Опять женщина восточной наружности! Но он поймал ее взгляд...
Значит...
Значит, опасения не напрасны...
Виктор Егорович неторопливо движется в сторону недалекого магазина, где директором работает его соседка Людмила Николаевна. И слышит далеко за спиной попискивание набираемого номера на трубке сотового телефона. Даже затылком Алданов легко определяет направление. Это набирает номер та самая женщина восточной наружности.

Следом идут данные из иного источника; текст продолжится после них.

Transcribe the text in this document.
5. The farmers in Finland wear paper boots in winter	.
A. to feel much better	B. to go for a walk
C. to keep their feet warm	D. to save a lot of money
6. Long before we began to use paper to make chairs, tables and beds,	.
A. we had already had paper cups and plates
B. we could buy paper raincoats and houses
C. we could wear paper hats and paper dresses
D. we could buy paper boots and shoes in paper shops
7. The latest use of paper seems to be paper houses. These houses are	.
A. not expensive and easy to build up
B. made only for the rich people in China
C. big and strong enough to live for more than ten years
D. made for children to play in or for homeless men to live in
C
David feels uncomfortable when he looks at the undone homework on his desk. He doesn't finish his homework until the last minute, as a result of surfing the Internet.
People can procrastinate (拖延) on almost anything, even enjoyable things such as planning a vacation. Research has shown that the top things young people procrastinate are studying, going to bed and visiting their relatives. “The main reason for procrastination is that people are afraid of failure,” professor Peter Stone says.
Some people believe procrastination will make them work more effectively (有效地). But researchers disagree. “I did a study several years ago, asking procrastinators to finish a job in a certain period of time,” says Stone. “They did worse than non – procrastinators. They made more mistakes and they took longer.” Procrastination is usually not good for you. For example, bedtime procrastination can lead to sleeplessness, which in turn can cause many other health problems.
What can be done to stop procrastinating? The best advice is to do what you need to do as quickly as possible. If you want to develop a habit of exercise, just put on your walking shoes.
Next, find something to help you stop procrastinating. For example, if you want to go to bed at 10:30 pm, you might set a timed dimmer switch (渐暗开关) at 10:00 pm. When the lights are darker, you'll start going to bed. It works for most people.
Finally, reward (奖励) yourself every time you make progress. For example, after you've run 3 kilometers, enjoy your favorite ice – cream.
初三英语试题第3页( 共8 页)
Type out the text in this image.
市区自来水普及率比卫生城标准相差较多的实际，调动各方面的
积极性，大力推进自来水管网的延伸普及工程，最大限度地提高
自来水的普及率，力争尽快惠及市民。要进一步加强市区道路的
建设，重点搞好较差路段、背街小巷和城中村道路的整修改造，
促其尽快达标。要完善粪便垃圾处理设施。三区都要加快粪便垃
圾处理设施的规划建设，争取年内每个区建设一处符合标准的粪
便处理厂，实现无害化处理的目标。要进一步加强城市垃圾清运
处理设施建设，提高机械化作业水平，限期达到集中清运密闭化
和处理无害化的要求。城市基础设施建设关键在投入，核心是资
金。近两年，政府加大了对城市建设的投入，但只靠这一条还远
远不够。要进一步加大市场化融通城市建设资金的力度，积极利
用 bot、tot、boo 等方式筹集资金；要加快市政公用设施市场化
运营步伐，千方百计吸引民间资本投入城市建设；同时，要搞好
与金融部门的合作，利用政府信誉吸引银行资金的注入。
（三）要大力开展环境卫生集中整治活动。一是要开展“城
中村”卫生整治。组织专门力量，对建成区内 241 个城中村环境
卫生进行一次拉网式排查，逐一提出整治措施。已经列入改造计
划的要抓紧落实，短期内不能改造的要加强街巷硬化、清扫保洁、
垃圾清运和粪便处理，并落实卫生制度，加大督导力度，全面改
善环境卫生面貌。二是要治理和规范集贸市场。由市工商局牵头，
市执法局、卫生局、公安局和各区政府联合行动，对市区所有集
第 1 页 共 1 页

Хочется обернуться, очень хочется обернуться и посмотреть этой женщине в красивые глаза. У восточных женщин всегда красивые глаза. В молодости Виктор Егорович по наивности думал, что они специально закрывают платком лицо, чтобы были видны только глаза, потому что лицо большей частью бывает некрасивым. Но обернуться – значит показать свое понимание ситуации...
И он идет, слегка напрягаясь, чтобы сдержать порыв...
2
– Он идет... – шепчет Талхид, второй саудовец.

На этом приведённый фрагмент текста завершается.